3) Risk Management: Both regions employ a risk-based approach, but the EU explicitly categorizes AI systems by risk level with specific regulatory implications.

US Approach

  • Decentralized and Sector-Specific: Regulation is highly distributed across various federal agencies, with a focus on adapting existing legal frameworks to AI.
  • Risk-Based Approach: Emphasizes a risk management strategy that is tailored to the specific needs and challenges of different sectors.
  • Voluntary Guidelines: Relies more on nonbinding guidance and frameworks, such as the AI Risk Management Framework by NIST and the Blueprint for an AI Bill of Rights.
  • State-Level Initiatives: Significant variation in AI regulation at the state level, with states like California, Connecticut, New York and Vermont introducing their own legislation.

EU Approach

  • Centralized and Comprehensive: Proposes a unified regulatory framework for AI, highlighted by the AI Act, which aims to create a harmonized set of rules across member states.
  • Risk Categorization: Classifies AI systems into four risk categories (Unacceptable, High, Limited, Minimal) with corresponding regulatory requirements.
  • Mandatory Requirements: Introduces binding legal requirements for high-risk AI systems, focusing on transparency, accountability, and data governance.
  • Cross-Border Impact: Regulations designed to apply uniformly across all EU member states, facilitating a single market for AI products and services.

Given the EU AI Act is first out of the gate, it will likely have some influence on the Executive Order over time.
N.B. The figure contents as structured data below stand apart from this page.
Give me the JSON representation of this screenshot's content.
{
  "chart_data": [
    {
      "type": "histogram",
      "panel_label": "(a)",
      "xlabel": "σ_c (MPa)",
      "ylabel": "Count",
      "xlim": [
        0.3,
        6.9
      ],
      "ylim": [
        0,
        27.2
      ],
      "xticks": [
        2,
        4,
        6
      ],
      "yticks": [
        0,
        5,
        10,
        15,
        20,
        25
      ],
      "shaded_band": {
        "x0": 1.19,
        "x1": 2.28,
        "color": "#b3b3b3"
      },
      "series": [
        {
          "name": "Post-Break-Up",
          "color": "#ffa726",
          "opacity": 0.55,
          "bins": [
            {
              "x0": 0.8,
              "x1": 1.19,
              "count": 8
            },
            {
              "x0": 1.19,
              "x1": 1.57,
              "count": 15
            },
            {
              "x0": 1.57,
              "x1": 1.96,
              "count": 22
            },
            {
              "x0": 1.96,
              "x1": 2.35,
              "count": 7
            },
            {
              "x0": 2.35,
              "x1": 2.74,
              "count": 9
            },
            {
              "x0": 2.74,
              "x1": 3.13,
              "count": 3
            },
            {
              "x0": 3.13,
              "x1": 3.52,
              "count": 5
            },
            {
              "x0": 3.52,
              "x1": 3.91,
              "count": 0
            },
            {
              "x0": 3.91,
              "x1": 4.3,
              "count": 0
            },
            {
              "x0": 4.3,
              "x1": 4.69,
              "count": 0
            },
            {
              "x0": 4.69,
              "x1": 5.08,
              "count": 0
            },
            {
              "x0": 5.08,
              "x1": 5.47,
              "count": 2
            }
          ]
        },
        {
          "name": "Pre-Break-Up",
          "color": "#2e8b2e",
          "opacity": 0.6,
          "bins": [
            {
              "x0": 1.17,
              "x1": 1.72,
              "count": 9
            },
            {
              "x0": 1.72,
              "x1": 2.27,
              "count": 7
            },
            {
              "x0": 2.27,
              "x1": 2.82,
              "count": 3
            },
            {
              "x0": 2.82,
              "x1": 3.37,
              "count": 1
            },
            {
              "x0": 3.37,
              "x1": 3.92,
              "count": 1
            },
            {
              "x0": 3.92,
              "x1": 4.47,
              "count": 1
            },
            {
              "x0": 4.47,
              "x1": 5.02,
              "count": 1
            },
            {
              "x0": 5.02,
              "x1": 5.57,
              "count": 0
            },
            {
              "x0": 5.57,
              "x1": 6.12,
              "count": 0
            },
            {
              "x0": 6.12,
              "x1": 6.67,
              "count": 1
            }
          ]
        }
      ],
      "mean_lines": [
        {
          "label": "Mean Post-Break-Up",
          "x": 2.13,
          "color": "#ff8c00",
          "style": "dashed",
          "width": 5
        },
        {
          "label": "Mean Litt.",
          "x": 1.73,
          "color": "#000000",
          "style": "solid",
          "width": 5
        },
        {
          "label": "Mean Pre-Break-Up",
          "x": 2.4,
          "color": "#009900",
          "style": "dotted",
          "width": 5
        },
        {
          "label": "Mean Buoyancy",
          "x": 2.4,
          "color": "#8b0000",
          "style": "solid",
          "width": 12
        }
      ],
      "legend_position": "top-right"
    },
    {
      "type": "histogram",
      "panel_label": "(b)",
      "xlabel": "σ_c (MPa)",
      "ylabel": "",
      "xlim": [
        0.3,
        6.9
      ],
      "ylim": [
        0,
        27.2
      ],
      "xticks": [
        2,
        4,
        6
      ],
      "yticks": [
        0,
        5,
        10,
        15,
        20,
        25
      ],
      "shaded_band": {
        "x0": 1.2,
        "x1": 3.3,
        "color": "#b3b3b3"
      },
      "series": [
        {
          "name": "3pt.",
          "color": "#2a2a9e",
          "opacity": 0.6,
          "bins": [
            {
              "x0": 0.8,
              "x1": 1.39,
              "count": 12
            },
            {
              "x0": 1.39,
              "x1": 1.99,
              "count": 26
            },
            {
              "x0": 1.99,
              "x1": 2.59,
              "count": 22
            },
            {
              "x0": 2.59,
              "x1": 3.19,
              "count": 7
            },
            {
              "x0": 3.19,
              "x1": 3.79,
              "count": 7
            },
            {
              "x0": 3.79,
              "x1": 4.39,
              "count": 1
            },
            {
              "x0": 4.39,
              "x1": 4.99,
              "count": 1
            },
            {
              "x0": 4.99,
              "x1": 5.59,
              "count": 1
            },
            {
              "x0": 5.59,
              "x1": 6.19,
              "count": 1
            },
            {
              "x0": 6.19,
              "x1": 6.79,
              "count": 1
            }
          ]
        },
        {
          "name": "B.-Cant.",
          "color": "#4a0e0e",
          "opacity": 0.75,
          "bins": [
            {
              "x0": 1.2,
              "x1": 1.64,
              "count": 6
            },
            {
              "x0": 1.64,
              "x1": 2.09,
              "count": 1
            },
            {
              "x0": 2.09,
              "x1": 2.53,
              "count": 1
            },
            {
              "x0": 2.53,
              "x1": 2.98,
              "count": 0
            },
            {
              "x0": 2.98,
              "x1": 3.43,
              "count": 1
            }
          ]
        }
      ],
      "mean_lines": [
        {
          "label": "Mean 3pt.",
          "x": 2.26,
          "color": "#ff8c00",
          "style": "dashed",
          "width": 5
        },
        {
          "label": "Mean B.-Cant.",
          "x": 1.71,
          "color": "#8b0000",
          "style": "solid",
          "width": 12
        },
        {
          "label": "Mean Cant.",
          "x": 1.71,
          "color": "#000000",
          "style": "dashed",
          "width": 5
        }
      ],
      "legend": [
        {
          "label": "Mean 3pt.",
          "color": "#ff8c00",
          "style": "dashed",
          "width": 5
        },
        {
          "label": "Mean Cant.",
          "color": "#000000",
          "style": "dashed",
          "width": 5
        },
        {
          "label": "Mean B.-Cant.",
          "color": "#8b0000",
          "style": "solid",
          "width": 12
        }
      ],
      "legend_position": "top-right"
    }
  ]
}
As the US is developing its guidelines there will be a lot to learn from the EU’s pioneering first steps, and missteps. Regardless, insurance companies must conduct thorough impact assessments for their AI systems, ensuring compliance within the regulatory umbrella they are under. This includes revisiting AI strategies, data handling practices, and governance models to align with the new regulations.